An economic analyst and Chief Executive Officer, Cowry Asset Management Limited, Mr. Johnson Chukwu, said the Federal Government and the economic management team had been reacting in silos to challenges facing the economy.
“We need to react in a more coordinated manner. We need to respond with a cocktail of solutions.
“It took us time to open up the economy to foreign investors. By the time we did, the foreign investors had moved on. The fuel subsidy that we removed was good, but it could have come with other actions that would have helped the economy.
“We need foreign borrowing in order to bring dollar liquidity back and stabilise the market. The President will need to set up an economic think tank that will come up with a detailed approach to tackle the problems,” he said.
Also, the Head, Research and Investment Advisory, SCM Capital, Mr. Sewa Suwu, said the current economic management team needed to move faster than the current pace.

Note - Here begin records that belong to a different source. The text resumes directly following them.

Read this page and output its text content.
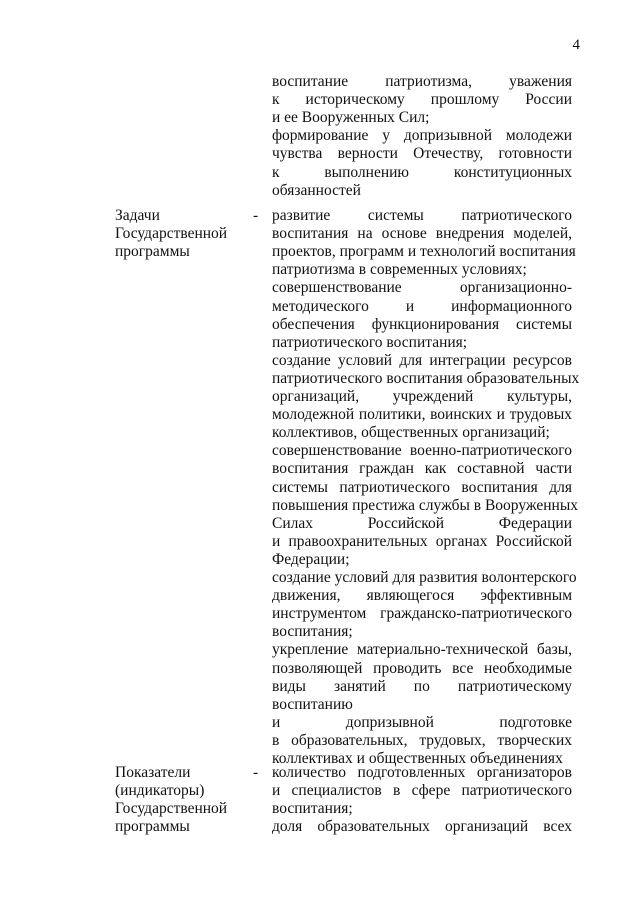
4
воспитание патриотизма, уважения
к историческому прошлому России
и ее Вооруженных Сил;
формирование у допризывной молодежи
чувства верности Отечеству, готовности
к выполнению конституционных
обязанностей
Задачи
Государственной
программы
- развитие системы патриотического
воспитания на основе внедрения моделей,
проектов, программ и технологий воспитания
патриотизма в современных условиях;
совершенствование организационно-
методического и информационного
обеспечения функционирования системы
патриотического воспитания;
создание условий для интеграции ресурсов
патриотического воспитания образовательных
организаций, учреждений культуры,
молодежной политики, воинских и трудовых
коллективов, общественных организаций;
совершенствование военно-патриотического
воспитания граждан как составной части
системы патриотического воспитания для
повышения престижа службы в Вооруженных
Силах Российской Федерации
и правоохранительных органах Российской
Федерации;
создание условий для развития волонтерского
движения, являющегося эффективным
инструментом гражданско-патриотического
воспитания;
укрепление материально-технической базы,
позволяющей проводить все необходимые
виды занятий по патриотическому
воспитанию
и допризывной подготовке
в образовательных, трудовых, творческих
коллективах и общественных объединениях
Показатели
(индикаторы)
Государственной
программы
- количество подготовленных организаторов
и специалистов в сфере патриотического
воспитания;
доля образовательных организаций всех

He said, “The economic challenges are not peculiar to Nigeria, but all commodity exporting countries. The best way out of the current challenges is to spend our way out of it.
“We have a national problem and it is a time for all economists and experts to come up with ideas that can help us to get out of the challenges as a country. We need to come together as one and tackle the situation.”
The Director General, West African Institute for Financial and Economic Management, Prof. Akpan Ekpo, who noted that the government could not fix the country in one year, said, “What I will call a mistake is the delay in taking action; we call it lag structure in economics.
“For example, there was an unnecessary delay in passing the budget. There was an unnecessary delay in forming a cabinet. Those two major delays have been creating problem for the country.
“In February, some of us warned that we were on a tip of a recession with the rising unemployment, rising inflation and declining productivity.
“If at that point, they had implemented the budget and released money – because you must spend out of a recession – we would have avoided the recession. A budget of 2016 was passed on May 6; even as we speak, we don’t know how far they have gone with the implementation.”
An expert in Financial Economics at the University of Uyo, Prof. Leo Ukpong, said:
"Right now, what we need is to create jobs and keep people employed. I have not seen any clear-cut policy in that direction."